Depuis plusieurs années, l’Unifa (Union des industries de la fertilisation) préconise la formalisation d’engagements en matière de réduction des émissions de gaz à effet de serre. La mise en œuvre d’un bilan carbone collectif pour l’activité de production marque une étape majeure sur cette voie.

L’industrie des fertilisants est concernée au premier chef par la lutte contre le changement climatique. C’est particulièrement vrai pour la production d’engrais azotés, dont les processus ont pour effet d’émettre deux gaz à effet de serre (GES) : le dioxyde de carbone (CO2), en raison de l’utilisation du gaz naturel comme matière première et source d’énergie pour la synthèse de l’ammoniac (NH3) ; et le protoxyde d’azote (N2O), qui résulte de la fabrication industrielle d’acide nitrique. Même si la production française de NH3 et d’acide nitrique – 4,15 millions de tonnes équivalent CO2 en 2009 – représente à peine 1 % des émissions nationales de GES, l’Unifa (Union des industries de la fertilisation) multiplie les initiatives pour contribuer à limiter l’impact de la filière. Elle a ainsi, dès 2009, porté l’idée d’un bilan carbone collectif permettant à chaque adhérent d’évaluer ses propres émissions pour tous les engrais (simples et composés) ainsi que pour les amendements minéraux basiques, mais aussi d’identifier des pistes de progrès en se confrontant à ses pairs.  

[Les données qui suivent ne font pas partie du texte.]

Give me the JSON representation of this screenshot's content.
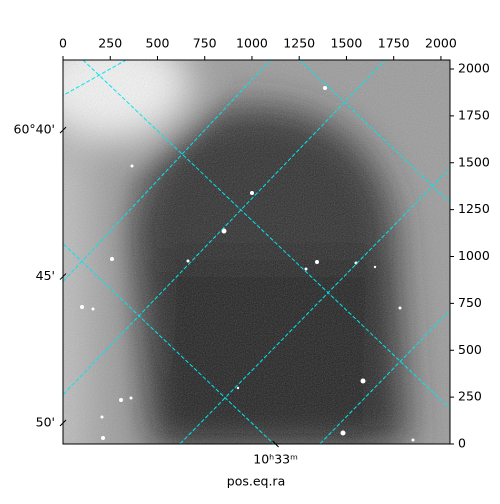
{
  "chart_data": {
    "type": "wcs-image",
    "xlabel": "pos.eq.ra",
    "xlim": [
      0,
      2048
    ],
    "xticks": [
      0,
      250,
      500,
      750,
      1000,
      1250,
      1500,
      1750,
      2000
    ],
    "ylim": [
      0,
      2048
    ],
    "yticks": [
      0,
      250,
      500,
      750,
      1000,
      1250,
      1500,
      1750,
      2000
    ],
    "dec_ticks": [
      {
        "value": 1674,
        "label": "60°40'"
      },
      {
        "value": 893,
        "label": "45'"
      },
      {
        "value": 112,
        "label": "50'"
      }
    ],
    "ra_ticks": [
      {
        "value": 1125,
        "label": "10ʰ33ᵐ"
      }
    ],
    "grid_color": "#00e5ee",
    "cmap": "gray"
  }
}
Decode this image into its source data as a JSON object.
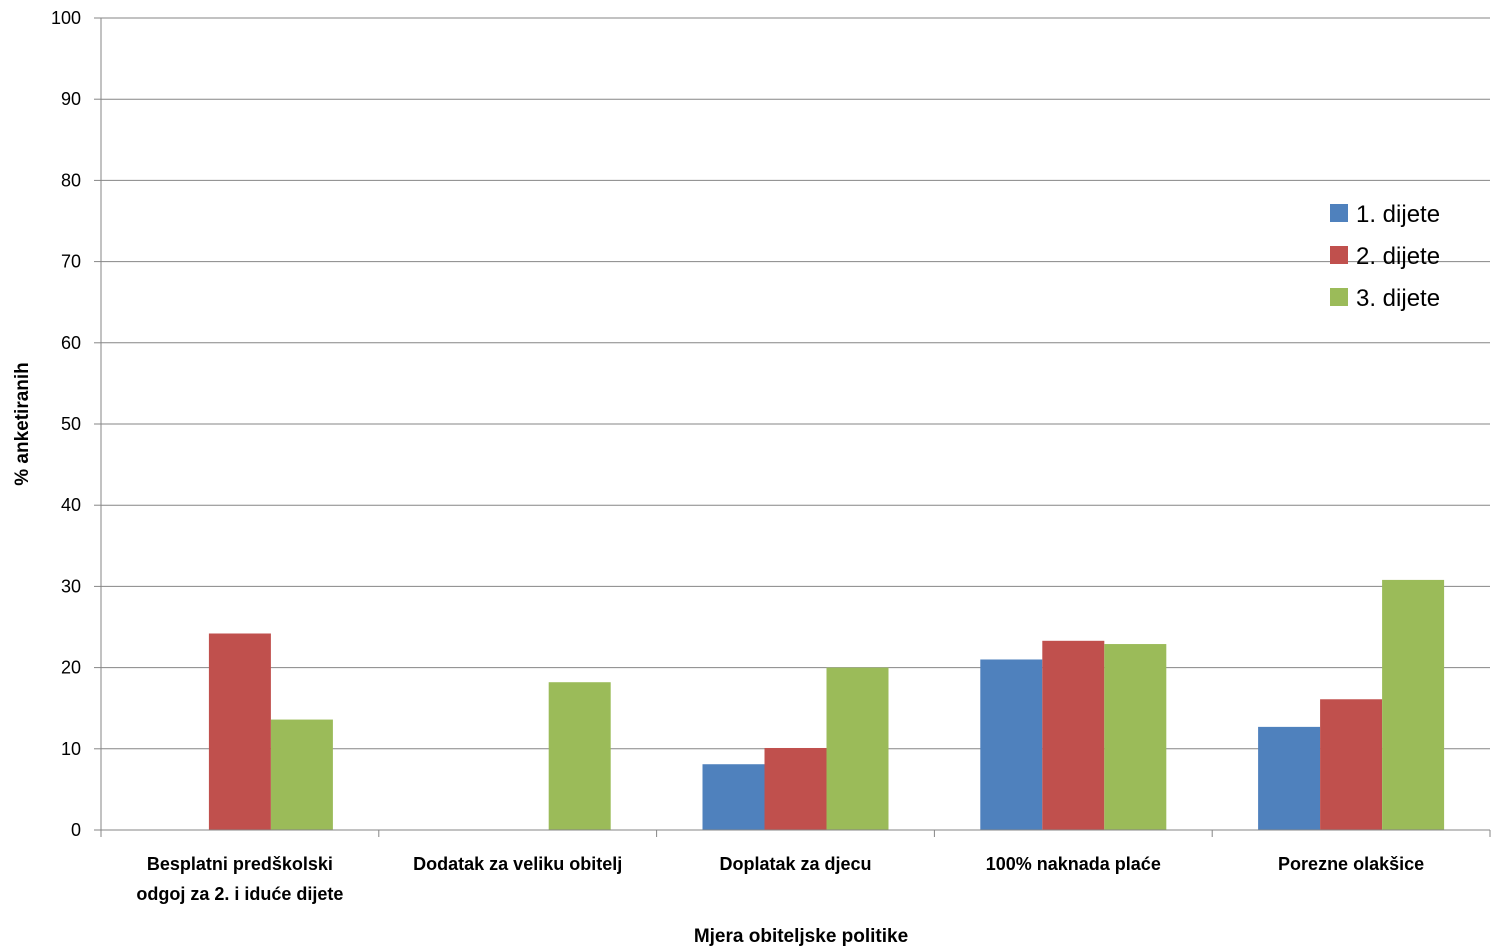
{
  "chart_data": {
    "type": "bar",
    "categories": [
      [
        "Besplatni predškolski",
        "odgoj za 2. i iduće dijete"
      ],
      [
        "Dodatak za veliku obitelj"
      ],
      [
        "Doplatak za djecu"
      ],
      [
        "100% naknada plaće"
      ],
      [
        "Porezne olakšice"
      ]
    ],
    "series": [
      {
        "name": "1. dijete",
        "color": "#4f81bd",
        "values": [
          0,
          0,
          8.1,
          21.0,
          12.7
        ]
      },
      {
        "name": "2. dijete",
        "color": "#c0504d",
        "values": [
          24.2,
          0,
          10.1,
          23.3,
          16.1
        ]
      },
      {
        "name": "3. dijete",
        "color": "#9bbb59",
        "values": [
          13.6,
          18.2,
          20.0,
          22.9,
          30.8
        ]
      }
    ],
    "xlabel": "Mjera obiteljske politike",
    "ylabel": "% anketiranih",
    "ylim": [
      0,
      100
    ],
    "yticks": [
      0,
      10,
      20,
      30,
      40,
      50,
      60,
      70,
      80,
      90,
      100
    ],
    "grid": true,
    "legend_position": "right"
  }
}
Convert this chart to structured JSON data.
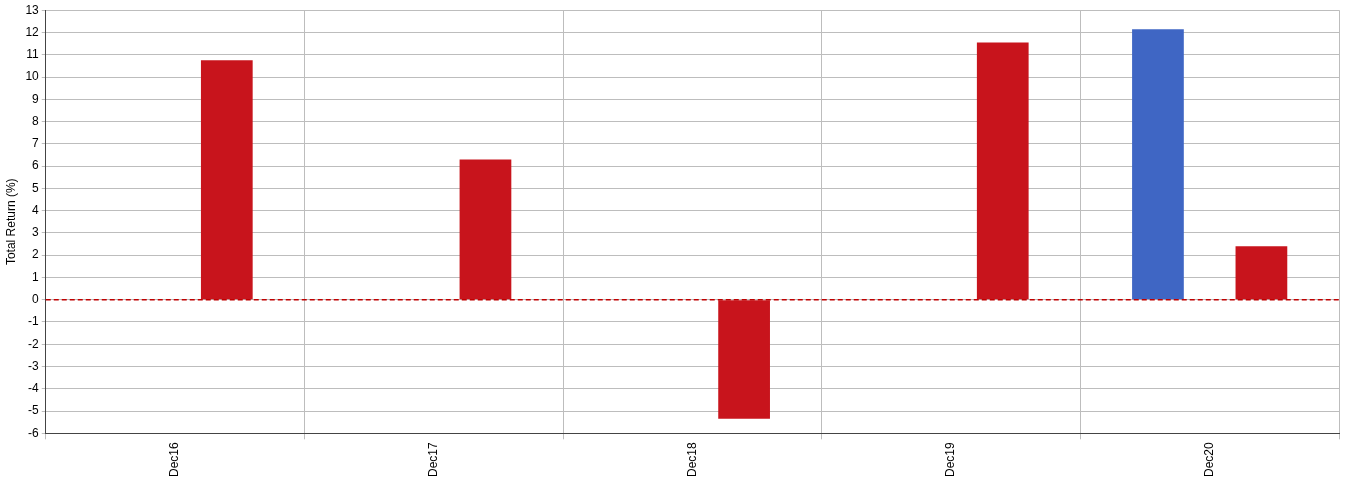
{
  "chart_data": {
    "type": "bar",
    "ylabel": "Total Return (%)",
    "categories": [
      "Dec16",
      "Dec17",
      "Dec18",
      "Dec19",
      "Dec20"
    ],
    "series": [
      {
        "color": "#3f66c4",
        "values": [
          null,
          null,
          null,
          null,
          12.15
        ]
      },
      {
        "color": "#c8141c",
        "values": [
          10.75,
          6.3,
          -5.35,
          11.55,
          2.4
        ]
      }
    ],
    "ylim": [
      -6,
      13
    ],
    "yticks": [
      -6,
      -5,
      -4,
      -3,
      -2,
      -1,
      0,
      1,
      2,
      3,
      4,
      5,
      6,
      7,
      8,
      9,
      10,
      11,
      12,
      13
    ],
    "ref_lines": [
      {
        "axis": "y",
        "value": 0,
        "color": "#c00000",
        "line_style": "dashed"
      }
    ],
    "grid": true,
    "legend": false
  }
}
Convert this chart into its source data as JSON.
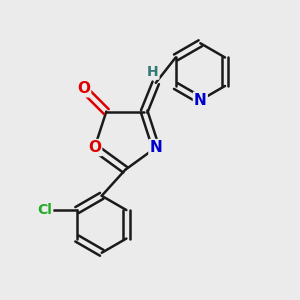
{
  "background_color": "#ebebeb",
  "bond_color": "#1a1a1a",
  "atom_colors": {
    "O": "#dd0000",
    "N": "#0000cc",
    "Cl": "#22aa22",
    "H": "#337777",
    "C": "#1a1a1a"
  },
  "figsize": [
    3.0,
    3.0
  ],
  "dpi": 100
}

Des plans d’action et des résultats suivis

Ce programme, opérationnel depuis 2010, concerne plus de quarante producteurs et vise un large périmètre, depuis l’extraction des matières premières jusqu’à la valorisation des éléments nutritifs par la plante. Il a déjà donné lieu à des résultats préliminaires qui démontrent l’intérêt d’une action collective initiée par l’Unifa en vue de réduire les émissions du secteur : la promotion de la collecte et du recyclage des emballages vides d’engrais et d’amendements. Depuis 2007, le bilan carbone de cette activité a pu être réduit de près de 50 % grâce à l’optimisation de l’organisation logistique et des techniques de revalorisation employées. A plus grande échelle, les conclusions de l’enquête sur les émissions de la filière fertilisation seront publiées fin 2012. Elles feront ensuite l’objet de plans d’action individuels et collectifs, dont les résultats seront suivis de façon régulière et sur le long terme.